Aku menggeleng, "tidak perlu."
Namun, Junnie tetap menahan lenganku. Dia bertukar pandang dengan Jeremy untuk beberapa saat sebelum kembali menatapku dengan pandangan aneh. "Cheryl, duduklah sebentar. Kami ingin ngobrol."
Aku melepaskan cengkraman tangan Junnie secara paksa. "Maaf aku sedang terburu-buru."
Ketika aku melangkah, kali ini tangan Jeremy yang menahanku. Aku melotot tajam menatap laki-laki itu. Jeremy tertunduk dan berkata, "jangan pergi. Kami ingin membicarakan tentang tugas Bahasa Indonesia."
"Tugas itu belum selesai, Jeremy. Aku mohon beri aku sedikit waktu." Aku melepaskan tangan laki-laki itu sepelan mungkin.
"Sebenarnya kami ingin berbicara tentangmu." Junnie menanggapi dengan cepat, gadis itu menatapku tak yakin seraya memainkan rahangnya. "Kau lupa kalau kau itu Tim Khusus?"
Aku berdecak dan memutar kedua bola mata mendengar obrolan yang tak lebih dari kacangan ini. Hendak pergi, tapi Junnie melanjutkan. "Kau menghitung berapa kali kau mendatangi UKS akhir-akhir ini? Kau menghitung berapa jam kau ada di sana?"
Aku mengernyit tak mengerti dan menggeleng pelan. "Apa yang kalian bicarakan?"

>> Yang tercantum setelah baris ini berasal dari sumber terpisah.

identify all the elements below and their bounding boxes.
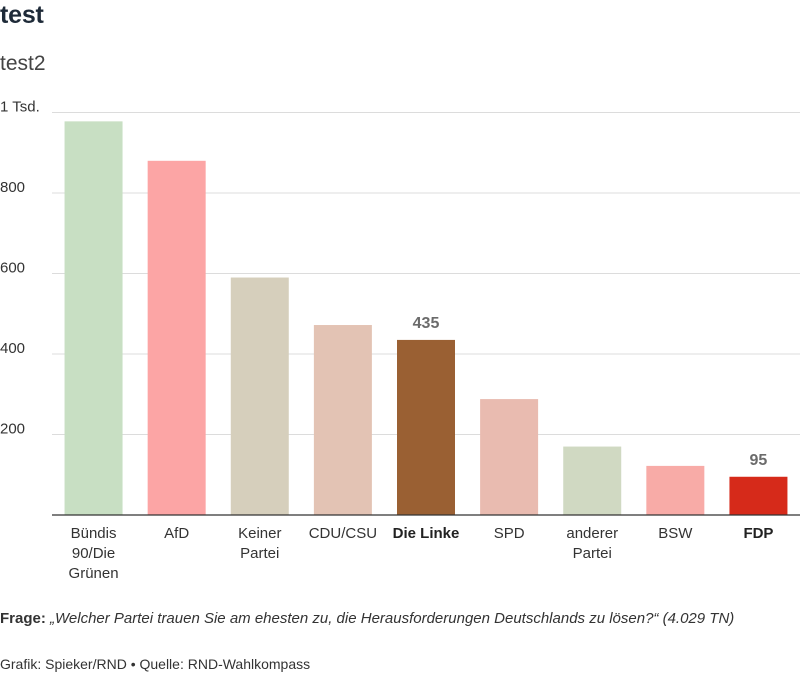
question-label: Frage:	[0, 610, 46, 627]
x-tick-label: AfD	[164, 525, 189, 542]
y-tick-label: 800	[0, 179, 25, 196]
x-tick-label: Keiner Partei	[238, 525, 281, 562]
x-tick-label: SPD	[494, 525, 525, 542]
x-tick-label: anderer Partei	[566, 525, 618, 562]
x-tick-label: Die Linke	[393, 525, 460, 542]
x-tick-label: Bündis 90/Die Grünen	[69, 525, 119, 582]
x-tick-label: BSW	[658, 525, 693, 542]
bar	[563, 446, 622, 515]
y-tick-label: 200	[0, 421, 25, 438]
bar	[147, 160, 206, 516]
bar	[646, 465, 705, 515]
y-tick-label: 600	[0, 260, 25, 277]
source-credit: Grafik: Spieker/RND • Quelle: RND-Wahlko…	[0, 656, 311, 672]
footnote-question: Frage: „Welcher Partei trauen Sie am ehe…	[0, 609, 798, 629]
chart-title: test	[0, 1, 44, 29]
data-label: 435	[413, 315, 440, 332]
x-tick-label: CDU/CSU	[309, 525, 377, 542]
bar	[230, 277, 289, 515]
question-text: „Welcher Partei trauen Sie am ehesten zu…	[50, 610, 735, 627]
bar	[729, 476, 788, 515]
y-tick-label: 1 Tsd.	[0, 99, 40, 116]
bar-chart: 200 400 600 800 1 Tsd. Bündis 90/Die Grünen AfD K…	[0, 99, 800, 582]
x-tick-label: FDP	[743, 525, 773, 542]
data-label: 95	[750, 452, 768, 469]
y-tick-label: 400	[0, 340, 25, 357]
bar	[397, 339, 455, 515]
chart-subtitle: test2	[0, 52, 46, 75]
bar	[313, 325, 372, 515]
bar	[480, 399, 539, 515]
bar	[64, 121, 123, 516]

Junnie kembali bertukar pandang dengan Jeremy untuk beberapa saat. "Cheryl, satu bulan ini kau menjadi aneh. Semua orang membicarakanmu, semuanya. Satu waktu kamu menghilang, kemudian tiba-tiba berada di UKS seperti orang sakit-sakitan. Ada apa sebenarnya?"
Kerutan di dahiku semakin bertambah dan aku tak mengerti arah pembicaraan ini. "Aku tidka mengerti apa yang sebenarnya kalian bicarakan."
Junnie berdecak. Jeremy bahkan memintaku untuk duduk dengan mereka saja hari ini.
"Kamu seperti orang bingung, oke. Kamu kadang berjalan tak tentu arah di sekolah dan kami tidak tahu kenapa." Junnie menatapku intens ketika aku duduk di kursi sesuai permintaan Jeremy. "Sammy bilang kalau kamu memang punya masalah sama keluargamu, tapi sebelumnya tidak pernah seperti ini. Dia bahkan ingin menggantikan posisi Tim Khususmu jika itu ternyata memberatkanmu."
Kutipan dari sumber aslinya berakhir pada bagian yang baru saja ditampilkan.